[slurm-users] Problem with configuration CPU/GPU partitions

Fri Feb 28 03:51:26 UTC 2020

Hello,

I have a hybrid cluster with 2 GPUs and 2 20-cores CPUs on each node.

I created two partitions: - "cpu" for CPU-only jobs which are allowed to
allocate up to 38 cores per node - "gpu" for GPU-only jobs which are
allowed to allocate up to 2 GPUs and 2 CPU cores.

Respective sections in slurm.conf:

# NODES
NodeName=node[01-06] Sockets=2 CoresPerSocket=20 ThreadsPerCore=1
Gres=gpu:2(S:0-1) RealMemory=257433

# PARTITIONS
PartitionName=cpu Default=YES Nodes=node[01-06] MaxNodes=6 MinNodes=0
DefaultTime=04:00:00 MaxTime=14-00:00:00 MaxCPUsPerNode=38
PartitionName=gpu             Nodes=node[01-06] MaxNodes=6 MinNodes=0
DefaultTime=04:00:00 MaxTime=14-00:00:00 MaxCPUsPerNode=2

and in gres.conf:
Name=gpu Type=v100 File=/dev/nvidia0 Cores=0-19
Name=gpu Type=v100 File=/dev/nvidia1 Cores=20-39

However, it seems to be not working properly. If I first submit GPU job
using all available in "gpu" partition resources and then CPU job
allocating the rest of the CPU cores (i.e. 38 cores per node) in "cpu"
partition, it works perfectly fine. Both jobs start running. But if I
change the submission order and start CPU-job before GPU-job,  the "cpu"
job starts running while the "gpu" job stays in queue with PENDING
status and RESOURCES reason.

My first guess was that "cpu" job allocates cores assigned to respective
GPUs in gres.conf and prevents the GPU devices from running.
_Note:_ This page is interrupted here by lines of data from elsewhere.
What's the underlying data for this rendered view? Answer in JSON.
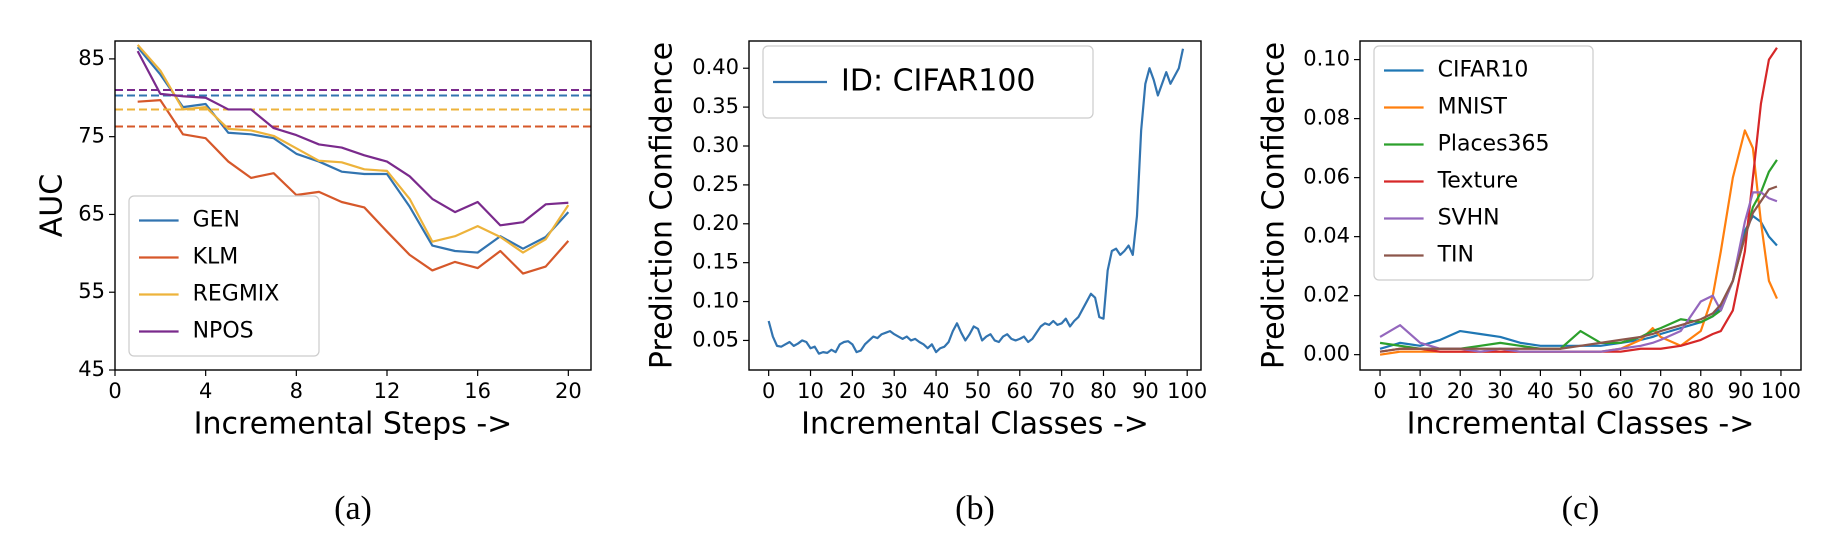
{
  "chart_data": [
    {
      "type": "line",
      "caption": "(a)",
      "xlabel": "Incremental Steps ->",
      "ylabel": "AUC",
      "legend": "lower left",
      "x": [
        1,
        2,
        3,
        4,
        5,
        6,
        7,
        8,
        9,
        10,
        11,
        12,
        13,
        14,
        15,
        16,
        17,
        18,
        19,
        20
      ],
      "xlim": [
        0,
        21
      ],
      "ylim": [
        45,
        87.3
      ],
      "xticks": [
        0,
        4,
        8,
        12,
        16,
        20
      ],
      "yticks": [
        45,
        55,
        65,
        75,
        85
      ],
      "series": [
        {
          "name": "GEN",
          "color": "#3274b0",
          "baseline": 80.3,
          "values": [
            86.5,
            83,
            78.8,
            79.2,
            75.5,
            75.3,
            74.8,
            72.8,
            71.8,
            70.5,
            70.2,
            70.2,
            66,
            61,
            60.3,
            60.1,
            62.2,
            60.6,
            62.1,
            65.3
          ]
        },
        {
          "name": "KLM",
          "color": "#d6582a",
          "baseline": 76.3,
          "values": [
            79.5,
            79.7,
            75.3,
            74.8,
            71.8,
            69.7,
            70.3,
            67.5,
            67.9,
            66.6,
            65.9,
            62.8,
            59.8,
            57.8,
            58.9,
            58.1,
            60.3,
            57.4,
            58.3,
            61.6
          ]
        },
        {
          "name": "REGMIX",
          "color": "#edb33b",
          "baseline": 78.5,
          "values": [
            86.8,
            83.5,
            78.5,
            78.8,
            76,
            75.8,
            75.1,
            73.5,
            71.9,
            71.7,
            70.8,
            70.6,
            67,
            61.5,
            62.2,
            63.5,
            62.1,
            60.1,
            61.8,
            66.2
          ]
        },
        {
          "name": "NPOS",
          "color": "#7a2a8c",
          "baseline": 81,
          "values": [
            86,
            80.5,
            80.2,
            80,
            78.5,
            78.5,
            76.1,
            75.2,
            74,
            73.6,
            72.6,
            71.8,
            69.9,
            67,
            65.3,
            66.6,
            63.6,
            64,
            66.3,
            66.5
          ]
        }
      ]
    },
    {
      "type": "line",
      "caption": "(b)",
      "xlabel": "Incremental Classes ->",
      "ylabel": "Prediction Confidence",
      "legend": "upper left",
      "x": [
        0,
        1,
        2,
        3,
        4,
        5,
        6,
        7,
        8,
        9,
        10,
        11,
        12,
        13,
        14,
        15,
        16,
        17,
        18,
        19,
        20,
        21,
        22,
        23,
        24,
        25,
        26,
        27,
        28,
        29,
        30,
        31,
        32,
        33,
        34,
        35,
        36,
        37,
        38,
        39,
        40,
        41,
        42,
        43,
        44,
        45,
        46,
        47,
        48,
        49,
        50,
        51,
        52,
        53,
        54,
        55,
        56,
        57,
        58,
        59,
        60,
        61,
        62,
        63,
        64,
        65,
        66,
        67,
        68,
        69,
        70,
        71,
        72,
        73,
        74,
        75,
        76,
        77,
        78,
        79,
        80,
        81,
        82,
        83,
        84,
        85,
        86,
        87,
        88,
        89,
        90,
        91,
        92,
        93,
        94,
        95,
        96,
        97,
        98,
        99
      ],
      "xlim": [
        -4.7,
        103.3
      ],
      "ylim": [
        0.012,
        0.435
      ],
      "xticks": [
        0,
        10,
        20,
        30,
        40,
        50,
        60,
        70,
        80,
        90,
        100
      ],
      "yticks": [
        0.05,
        {
          "value": 0.1,
          "label": "0.10"
        },
        0.15,
        {
          "value": 0.2,
          "label": "0.20"
        },
        0.25,
        {
          "value": 0.3,
          "label": "0.30"
        },
        0.35,
        {
          "value": 0.4,
          "label": "0.40"
        }
      ],
      "series": [
        {
          "name": "ID: CIFAR100",
          "color": "#3274b0",
          "values": [
            0.075,
            0.055,
            0.043,
            0.042,
            0.045,
            0.048,
            0.043,
            0.046,
            0.05,
            0.048,
            0.04,
            0.042,
            0.033,
            0.035,
            0.034,
            0.038,
            0.035,
            0.045,
            0.048,
            0.049,
            0.045,
            0.035,
            0.037,
            0.045,
            0.05,
            0.055,
            0.053,
            0.058,
            0.06,
            0.062,
            0.058,
            0.055,
            0.052,
            0.055,
            0.05,
            0.052,
            0.048,
            0.045,
            0.04,
            0.045,
            0.035,
            0.04,
            0.042,
            0.048,
            0.062,
            0.072,
            0.06,
            0.05,
            0.058,
            0.068,
            0.065,
            0.05,
            0.055,
            0.058,
            0.05,
            0.048,
            0.055,
            0.058,
            0.052,
            0.05,
            0.052,
            0.055,
            0.048,
            0.052,
            0.06,
            0.068,
            0.072,
            0.07,
            0.075,
            0.07,
            0.072,
            0.078,
            0.068,
            0.075,
            0.08,
            0.09,
            0.1,
            0.11,
            0.105,
            0.08,
            0.078,
            0.14,
            0.165,
            0.168,
            0.16,
            0.165,
            0.172,
            0.16,
            0.21,
            0.32,
            0.38,
            0.4,
            0.385,
            0.365,
            0.38,
            0.395,
            0.38,
            0.39,
            0.4,
            0.425
          ]
        }
      ]
    },
    {
      "type": "line",
      "caption": "(c)",
      "xlabel": "Incremental Classes ->",
      "ylabel": "Prediction Confidence",
      "legend": "upper left",
      "x": [
        0,
        5,
        10,
        15,
        20,
        25,
        30,
        35,
        40,
        45,
        50,
        55,
        60,
        65,
        68,
        70,
        75,
        80,
        83,
        85,
        88,
        91,
        93,
        95,
        97,
        99
      ],
      "xlim": [
        -5,
        105
      ],
      "ylim": [
        -0.0052,
        0.1063
      ],
      "xticks": [
        0,
        10,
        20,
        30,
        40,
        50,
        60,
        70,
        80,
        90,
        100
      ],
      "yticks": [
        {
          "value": 0,
          "label": "0.00"
        },
        0.02,
        0.04,
        0.06,
        0.08,
        {
          "value": 0.1,
          "label": "0.10"
        }
      ],
      "series": [
        {
          "name": "CIFAR10",
          "color": "#1f77b4",
          "values": [
            0.002,
            0.004,
            0.003,
            0.005,
            0.008,
            0.007,
            0.006,
            0.004,
            0.003,
            0.003,
            0.003,
            0.003,
            0.004,
            0.005,
            0.006,
            0.007,
            0.009,
            0.011,
            0.013,
            0.016,
            0.025,
            0.042,
            0.047,
            0.045,
            0.04,
            0.037
          ]
        },
        {
          "name": "MNIST",
          "color": "#ff7f0e",
          "values": [
            0,
            0.001,
            0.001,
            0.001,
            0.001,
            0.001,
            0.001,
            0.001,
            0.001,
            0.001,
            0.001,
            0.001,
            0.002,
            0.005,
            0.009,
            0.006,
            0.003,
            0.008,
            0.02,
            0.035,
            0.06,
            0.076,
            0.07,
            0.045,
            0.025,
            0.019
          ]
        },
        {
          "name": "Places365",
          "color": "#2ca02c",
          "values": [
            0.004,
            0.003,
            0.002,
            0.002,
            0.002,
            0.003,
            0.004,
            0.003,
            0.002,
            0.002,
            0.008,
            0.004,
            0.004,
            0.006,
            0.008,
            0.009,
            0.012,
            0.011,
            0.013,
            0.015,
            0.025,
            0.04,
            0.05,
            0.055,
            0.062,
            0.066
          ]
        },
        {
          "name": "Texture",
          "color": "#d62728",
          "values": [
            0.001,
            0.002,
            0.002,
            0.001,
            0.001,
            0.001,
            0.001,
            0.001,
            0.001,
            0.001,
            0.001,
            0.001,
            0.001,
            0.002,
            0.002,
            0.002,
            0.003,
            0.005,
            0.007,
            0.008,
            0.015,
            0.035,
            0.06,
            0.085,
            0.1,
            0.104
          ]
        },
        {
          "name": "SVHN",
          "color": "#9467bd",
          "values": [
            0.006,
            0.01,
            0.004,
            0.002,
            0.002,
            0.001,
            0.002,
            0.001,
            0.001,
            0.001,
            0.001,
            0.001,
            0.002,
            0.003,
            0.004,
            0.005,
            0.008,
            0.018,
            0.02,
            0.015,
            0.025,
            0.045,
            0.055,
            0.055,
            0.053,
            0.052
          ]
        },
        {
          "name": "TIN",
          "color": "#8c564b",
          "values": [
            0.001,
            0.002,
            0.002,
            0.002,
            0.002,
            0.002,
            0.002,
            0.002,
            0.002,
            0.002,
            0.003,
            0.004,
            0.005,
            0.006,
            0.007,
            0.008,
            0.01,
            0.012,
            0.014,
            0.017,
            0.025,
            0.04,
            0.048,
            0.052,
            0.056,
            0.057
          ]
        }
      ]
    }
  ]
}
However, it
seems not to be the case, because 37 cores job per node instead of 38
solves the problem.

Another thought was it has something to do with the specialized cores
reservation, but I tried to change CoreSpecCount option without success.

So, any ideas how to fix this behavior and where should look?

Thanks!